Friday, March 22, 2013
Ina and Me
The other night I happened to watch an episode of Barefoot Contessa I had recorded by accident. Ins was making a hearty "winter minestrone." Given the rainy days and storehouse of last season's squash that seemed like a recipe worth keeping. She started with pancetta -- can't go wrong there. I added in Italian sausage I had in the freezer and browned everything together. Next BC sautes her vegetables in the same pot -- cubed butternuts squash, onions, carrots, celery, along with fresh garlic and thyme. Next goes in a large can of tomatoes, chicken stock, S&P, and a bay leaf (which I added earlier). The liquid is brought to a boil and left to simmer for 30 minutes.
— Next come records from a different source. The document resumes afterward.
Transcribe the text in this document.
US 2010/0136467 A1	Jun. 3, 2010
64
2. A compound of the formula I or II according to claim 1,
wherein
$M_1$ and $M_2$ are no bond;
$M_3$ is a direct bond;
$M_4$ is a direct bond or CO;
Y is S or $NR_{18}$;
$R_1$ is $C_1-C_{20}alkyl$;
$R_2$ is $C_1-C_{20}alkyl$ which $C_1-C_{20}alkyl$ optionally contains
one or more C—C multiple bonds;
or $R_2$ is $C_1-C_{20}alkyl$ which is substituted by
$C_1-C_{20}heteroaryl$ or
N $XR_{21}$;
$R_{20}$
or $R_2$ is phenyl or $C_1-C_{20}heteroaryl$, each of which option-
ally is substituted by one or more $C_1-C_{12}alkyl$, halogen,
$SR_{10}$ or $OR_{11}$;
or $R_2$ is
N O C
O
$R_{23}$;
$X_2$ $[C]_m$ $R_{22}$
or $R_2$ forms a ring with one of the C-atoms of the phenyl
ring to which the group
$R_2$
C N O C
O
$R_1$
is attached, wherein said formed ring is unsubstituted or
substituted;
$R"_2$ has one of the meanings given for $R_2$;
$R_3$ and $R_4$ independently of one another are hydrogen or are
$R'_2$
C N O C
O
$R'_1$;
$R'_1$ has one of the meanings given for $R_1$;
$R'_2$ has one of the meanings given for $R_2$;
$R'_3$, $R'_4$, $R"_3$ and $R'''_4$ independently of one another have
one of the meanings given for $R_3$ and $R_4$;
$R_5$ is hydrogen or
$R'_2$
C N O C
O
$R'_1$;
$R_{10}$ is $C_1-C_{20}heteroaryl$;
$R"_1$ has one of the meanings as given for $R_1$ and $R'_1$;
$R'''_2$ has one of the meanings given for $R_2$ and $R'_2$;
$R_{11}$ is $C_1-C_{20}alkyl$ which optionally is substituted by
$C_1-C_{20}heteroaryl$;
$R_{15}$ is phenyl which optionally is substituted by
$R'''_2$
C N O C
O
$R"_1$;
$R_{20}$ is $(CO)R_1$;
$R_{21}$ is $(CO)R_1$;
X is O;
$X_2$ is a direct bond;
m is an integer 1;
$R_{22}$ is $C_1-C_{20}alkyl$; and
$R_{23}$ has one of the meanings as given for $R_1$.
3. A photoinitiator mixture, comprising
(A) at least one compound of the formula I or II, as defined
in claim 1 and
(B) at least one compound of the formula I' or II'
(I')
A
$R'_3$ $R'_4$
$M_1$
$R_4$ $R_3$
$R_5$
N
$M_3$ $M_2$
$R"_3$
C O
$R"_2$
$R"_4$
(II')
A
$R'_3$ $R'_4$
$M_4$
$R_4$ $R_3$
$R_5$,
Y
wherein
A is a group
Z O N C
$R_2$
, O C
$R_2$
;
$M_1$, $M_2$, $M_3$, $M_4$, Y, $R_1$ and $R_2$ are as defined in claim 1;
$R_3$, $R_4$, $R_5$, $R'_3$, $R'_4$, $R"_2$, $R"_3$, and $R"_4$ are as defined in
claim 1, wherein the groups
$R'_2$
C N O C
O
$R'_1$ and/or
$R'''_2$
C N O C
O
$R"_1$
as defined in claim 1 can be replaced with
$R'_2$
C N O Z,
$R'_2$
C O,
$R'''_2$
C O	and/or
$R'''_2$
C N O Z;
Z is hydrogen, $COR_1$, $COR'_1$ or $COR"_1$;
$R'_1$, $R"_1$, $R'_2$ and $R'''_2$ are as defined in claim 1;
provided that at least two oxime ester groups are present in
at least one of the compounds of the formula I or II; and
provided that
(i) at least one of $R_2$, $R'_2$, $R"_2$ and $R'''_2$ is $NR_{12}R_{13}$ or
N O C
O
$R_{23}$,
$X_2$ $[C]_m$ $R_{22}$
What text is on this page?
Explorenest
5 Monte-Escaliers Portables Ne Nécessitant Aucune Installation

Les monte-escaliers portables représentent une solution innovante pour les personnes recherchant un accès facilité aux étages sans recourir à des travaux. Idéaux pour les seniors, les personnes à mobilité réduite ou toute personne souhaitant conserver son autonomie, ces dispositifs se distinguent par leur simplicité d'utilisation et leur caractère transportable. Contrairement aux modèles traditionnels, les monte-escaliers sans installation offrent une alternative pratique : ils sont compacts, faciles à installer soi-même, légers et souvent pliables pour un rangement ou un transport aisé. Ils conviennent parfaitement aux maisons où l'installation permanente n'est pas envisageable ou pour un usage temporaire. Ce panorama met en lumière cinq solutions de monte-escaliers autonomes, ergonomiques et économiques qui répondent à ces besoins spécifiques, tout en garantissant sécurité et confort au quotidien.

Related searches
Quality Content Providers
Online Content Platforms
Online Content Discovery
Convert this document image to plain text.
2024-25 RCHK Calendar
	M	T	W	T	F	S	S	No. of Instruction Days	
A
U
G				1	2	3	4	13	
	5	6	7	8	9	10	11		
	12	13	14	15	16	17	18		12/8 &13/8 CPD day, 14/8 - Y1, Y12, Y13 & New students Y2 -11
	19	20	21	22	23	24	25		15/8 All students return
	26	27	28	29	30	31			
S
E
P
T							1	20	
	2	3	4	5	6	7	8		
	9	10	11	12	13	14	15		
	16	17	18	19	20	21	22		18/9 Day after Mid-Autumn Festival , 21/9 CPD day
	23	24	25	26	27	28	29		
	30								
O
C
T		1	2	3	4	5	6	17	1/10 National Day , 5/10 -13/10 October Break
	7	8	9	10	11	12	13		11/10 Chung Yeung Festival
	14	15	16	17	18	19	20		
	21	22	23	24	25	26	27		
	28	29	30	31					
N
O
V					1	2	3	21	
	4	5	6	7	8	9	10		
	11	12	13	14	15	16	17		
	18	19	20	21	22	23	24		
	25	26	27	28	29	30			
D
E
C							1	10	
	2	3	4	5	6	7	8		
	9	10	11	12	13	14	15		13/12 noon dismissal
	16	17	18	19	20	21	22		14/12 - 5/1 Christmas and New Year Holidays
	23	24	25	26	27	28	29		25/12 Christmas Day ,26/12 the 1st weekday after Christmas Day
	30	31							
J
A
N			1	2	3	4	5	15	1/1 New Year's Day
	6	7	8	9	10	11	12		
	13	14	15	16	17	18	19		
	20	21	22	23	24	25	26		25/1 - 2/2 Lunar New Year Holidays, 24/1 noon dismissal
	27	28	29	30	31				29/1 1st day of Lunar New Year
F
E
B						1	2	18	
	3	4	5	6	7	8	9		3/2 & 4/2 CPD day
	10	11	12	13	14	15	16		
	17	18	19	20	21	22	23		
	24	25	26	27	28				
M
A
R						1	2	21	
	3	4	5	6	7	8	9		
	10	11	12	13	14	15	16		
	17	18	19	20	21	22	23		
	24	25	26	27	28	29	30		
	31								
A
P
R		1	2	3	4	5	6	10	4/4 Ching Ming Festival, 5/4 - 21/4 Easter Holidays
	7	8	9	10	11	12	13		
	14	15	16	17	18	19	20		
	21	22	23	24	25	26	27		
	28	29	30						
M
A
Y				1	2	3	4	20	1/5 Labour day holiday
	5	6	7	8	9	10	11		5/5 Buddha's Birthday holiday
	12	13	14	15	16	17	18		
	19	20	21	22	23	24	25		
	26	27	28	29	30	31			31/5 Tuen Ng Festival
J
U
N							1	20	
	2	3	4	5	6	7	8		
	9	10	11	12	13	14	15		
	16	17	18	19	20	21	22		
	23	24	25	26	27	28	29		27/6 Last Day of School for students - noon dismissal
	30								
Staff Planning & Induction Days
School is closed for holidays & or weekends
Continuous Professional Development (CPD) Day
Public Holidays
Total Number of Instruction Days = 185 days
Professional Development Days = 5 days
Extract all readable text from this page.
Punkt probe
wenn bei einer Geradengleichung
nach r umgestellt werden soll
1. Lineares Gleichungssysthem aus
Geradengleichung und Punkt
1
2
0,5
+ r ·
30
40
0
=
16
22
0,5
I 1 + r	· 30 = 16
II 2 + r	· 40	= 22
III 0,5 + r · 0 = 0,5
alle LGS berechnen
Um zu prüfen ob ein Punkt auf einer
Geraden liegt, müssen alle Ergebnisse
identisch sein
In Ina's recipe she uses spinach tossed into the hot liquid just a bit before serving. James and I prefer hearty kale so I added that with the liquid and let it simmer. Just like Ina I added beans and cooked pasta and to this point honestly it was like any other minestrone I ever made. Nothing too special. But then at the very end comes the lively touch that separates this recipe from everyday (and probably from any authentic Italian recipe). Just before ladling out bowls of the thick soup BC's recipe stirs in a couple TB of ready made (mine was homemade in the freezer) pesto sauce and about 1/2 cup of white wine.
I've never really thought too much about BC's recipes before. She has a fondness for mayonnaise I always found a bit overboard and most of her dishes seemed just a bit pedestrian. But his little touch not only enlivened this easy soup but is a trick I may steal for years of soups to come.